CATANZARO Sulla morte di Santo Gigliotti, 57 anni, avvenuta intorno alle 7 di lunedì mattina, indaga la Direzione distrettuale antimafia. Gigliotti era un nome noto agli inquirenti della Dda, e non solo perché nel 2006 fu arrestato per favoreggiamento, per avere aiutato la latitanza di Giuseppe Arena, ritenuto il capo dell’omonima cosca di Isola Capo Rizzuto, nel Crotonese, e del suo luogotenente, Francesco Gentile. Il nome di Gigliotti, imprenditore nel campo degli inerti, spunta anche nelle carte di Kiterion, il procedimento messo in campo dalla Dda contro la cosca di Cutro che fa capo a Nicolino Grande Aracri. A tirare in mezzo Gigliotti è Giuseppe Lobello, imprenditore nello stesso ramo, che il 14 aprile 2012 si reca a Cutro per incontrare Salvatore Scarpino che lo mette in contatto con Nicolino Grande Aracri. I Lobello avevano da poco subìto un attentato, l’incendio di una betoniera della ditta che si trova a Simeri Crichi, nello stesso territorio in cui si trova la ditta Gigliotti. Dopo il danneggiamento, Giuseppe Lobello si rivolge a Salvatore Scarpino, detto “Turuzzu”, considerato dagli inquirenti «persona di fiducia del boss». I Lobello sospettano che con il loro attentato c’entri proprio Santo Gigliotti ed è di questo che vogliono parlare con Nicolino Grande Aracri.
L’incontro lo descriverà, qualche giorno dopo, Giuseppe Lobello a suo fratello Daniele.
«Siete voi quello della betoniera bruciata? – avrebbe chiesto il boss a Lobello – eh quello che sospettate adesso è andato via».
«E che va cercando?», chiede Lobello.
«No, viene perché ha paura qua la… – risponde Grande Aracri – io gli ho detto bello chiaro Gigliò se c’entri tu è meglio che me lo dici». Ma Santo Gigliotti, al cospetto del boss, avrebbe assicurato che non c’entrava niente.
Un episodio, questo, che mostra come Nicolino Grande Aracri «si stava interessando alla vicenda cercando a suo modo di risolverla, ed appare evidente che, poiché la famiglia Lobello nutriva sospetti nei confronti della rivale società di calcestruzzi amministrata dalla famiglia Gigliotti, gli stessi Lobello, avevano interessato gli esponenti della criminalità organizzata cutrese al fine di accertare la fondatezza del sospetto nutrito nei confronti della società concorrente o verificare se vi fosse una diversa causale». «Emergeva, dunque – secondo gli investigatori – la circostanza che la vittima per ricercare le risposte alle predette domande si recasse presso il leader mafioso di zona che verosimilmente avrebbe dovuto fare “chiarezza” sulla vicenda e successivamente garantire la futura “protezione”».

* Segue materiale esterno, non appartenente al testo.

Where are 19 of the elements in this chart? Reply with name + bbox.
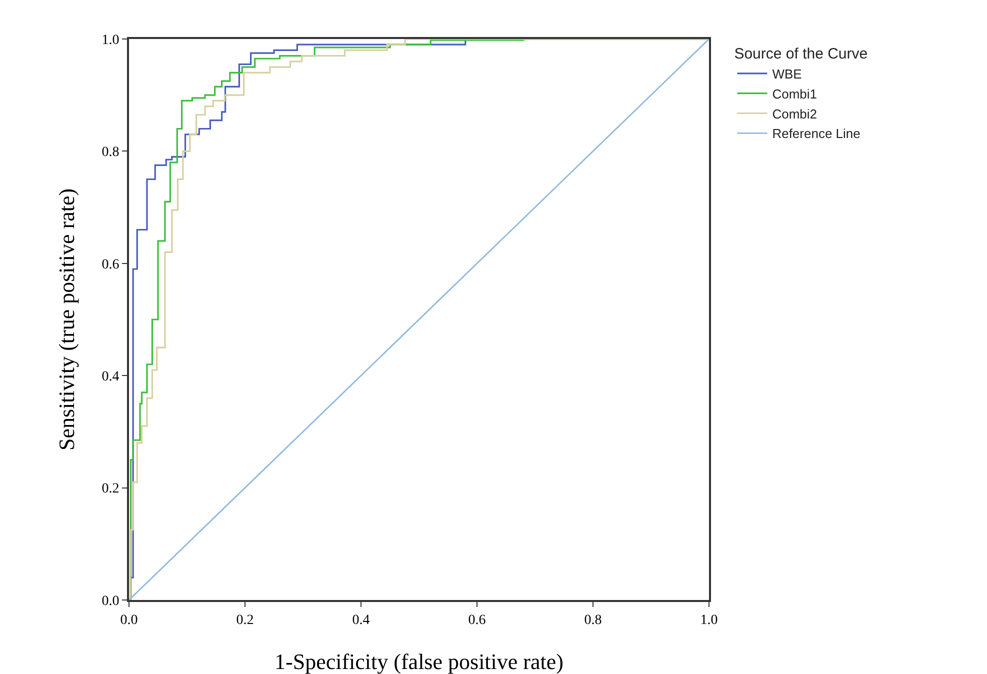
legend-title: Source of the Curve [734,46,868,62]
y-axis-title: Sensitivity (true positive rate) [54,188,79,451]
x-tick-label: 1.0 [700,612,718,628]
y-tick-label: 0.6 [102,257,120,272]
y-tick-label: 0.0 [102,594,120,609]
legend-label: Reference Line [772,126,860,142]
x-tick-label: 0.0 [120,612,138,628]
x-axis-title: 1-Specificity (false positive rate) [274,649,564,674]
y-tick-label: 0.2 [102,482,120,497]
legend-label: Combi2 [772,106,817,122]
x-tick-label: 0.6 [468,612,486,628]
x-tick-label: 0.2 [236,612,254,628]
legend-label: Combi1 [772,86,817,102]
y-tick-label: 0.8 [102,145,120,160]
y-tick-label: 1.0 [102,32,120,48]
legend-label: WBE [772,66,802,82]
y-tick-label: 0.4 [102,370,120,384]
x-tick-label: 0.8 [584,612,602,628]
x-tick-label: 0.4 [352,612,370,628]
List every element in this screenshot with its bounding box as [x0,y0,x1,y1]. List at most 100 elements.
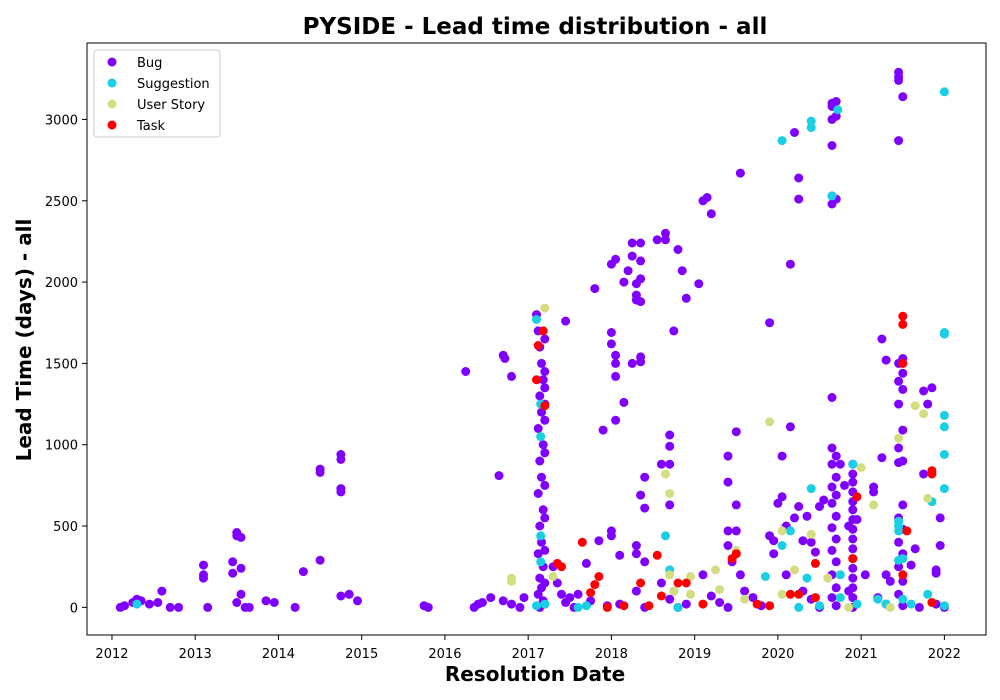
data-point [848,505,858,515]
data-point [765,601,775,611]
data-point [611,371,621,381]
data-point [606,531,616,541]
data-point [532,375,541,385]
data-point [532,315,541,324]
data-point [661,531,670,541]
data-point [586,588,596,598]
data-point [827,523,837,533]
data-point [665,500,675,510]
data-point [827,459,837,469]
data-point [290,602,300,612]
data-point [898,601,908,611]
data-point [898,358,908,368]
data-point [919,386,929,396]
data-point [298,567,308,577]
x-tick-label: 2020 [761,647,794,662]
data-point [810,593,820,603]
data-point [656,459,666,469]
data-point [236,532,246,542]
data-point [831,511,841,521]
data-point [711,565,720,575]
data-point [515,602,525,612]
data-point [698,599,708,609]
data-point [898,384,908,394]
data-point [939,450,949,459]
data-point [898,319,908,329]
data-point [785,422,795,432]
x-axis-ticks: 2012 2013 2014 2015 2016 2017 2018 2019 2020 2021… [95,635,961,662]
y-tick-label: 2000 [45,276,78,291]
data-point [898,576,908,586]
x-tick-label: 2014 [262,647,295,662]
data-point [823,573,833,583]
data-point [636,238,646,248]
data-point [336,591,346,601]
data-point [777,526,787,536]
data-point [790,565,799,575]
data-point [636,274,646,284]
data-point [548,572,558,581]
data-point [923,493,933,503]
data-point [536,531,546,541]
data-point [533,589,543,599]
data-point [827,393,837,402]
data-point [848,524,858,534]
data-point [840,480,849,490]
legend-marker [107,99,117,109]
data-point [894,433,904,443]
legend-label: Bug [137,56,162,71]
data-point [540,383,550,393]
legend-marker [107,78,117,88]
data-point [565,593,575,603]
data-point [827,141,837,150]
data-point [157,586,167,596]
data-point [935,541,945,550]
data-point [665,441,675,451]
data-point [573,589,583,599]
data-point [244,602,254,612]
data-point [869,500,879,510]
data-point [507,371,516,381]
data-point [939,601,949,611]
data-point [927,383,937,393]
data-point [627,251,637,261]
data-point [806,116,816,126]
data-point [199,560,208,570]
data-point [785,589,795,599]
data-point [519,593,529,603]
data-point [794,502,804,511]
x-tick-label: 2018 [595,647,628,662]
data-point [598,425,608,435]
data-point [731,500,741,510]
data-point [819,495,829,505]
data-point [848,593,858,603]
data-point [798,536,808,546]
data-point [619,601,629,611]
data-point [740,594,750,604]
x-axis-title: Resolution Date [445,662,625,686]
data-point [731,549,741,559]
data-point [535,456,545,466]
data-point [533,341,543,350]
data-point [540,545,550,555]
data-point [533,489,543,498]
data-point [631,549,641,559]
data-point [827,498,837,508]
data-point [640,557,650,567]
data-point [538,440,548,450]
data-point [590,284,600,294]
data-point [656,578,666,588]
y-tick-label: 0 [70,601,78,616]
data-point [540,334,550,344]
data-point [894,526,904,536]
data-point [873,594,883,604]
data-point [723,477,733,487]
data-point [806,484,816,494]
data-points [115,67,949,612]
data-point [686,572,695,581]
data-point [735,168,745,178]
data-point [602,602,612,612]
data-point [794,602,804,612]
series-user-story [507,303,937,612]
data-point [898,500,908,510]
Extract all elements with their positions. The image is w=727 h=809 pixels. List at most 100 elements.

Questo mette in risalto la forte influenza dei clan crotonesi sul territorio catanzarese. Tanto che alla fine dell’incontro il boss avrebbe mostrato a Lobello «una lista in cui erano elencati i nomi di alcuni soggetti evidentemente sospettati, alcuni di loro riconoscibili nei titolari di ditte concorrenti della zona».
Il clan controlla il territorio e riceve i suoi imprenditori. Gigliotti, arrestato per avere favorito la latitanza di Giuseppe Arena, pare si fosse avvicinato alla cosca di Cutro. Ancora sono ignote le ragioni di queste scelte di campo. Restano impresse le parole che Grande Aracri riferisce a Lobello: «No, viene perché ha paura qua la…».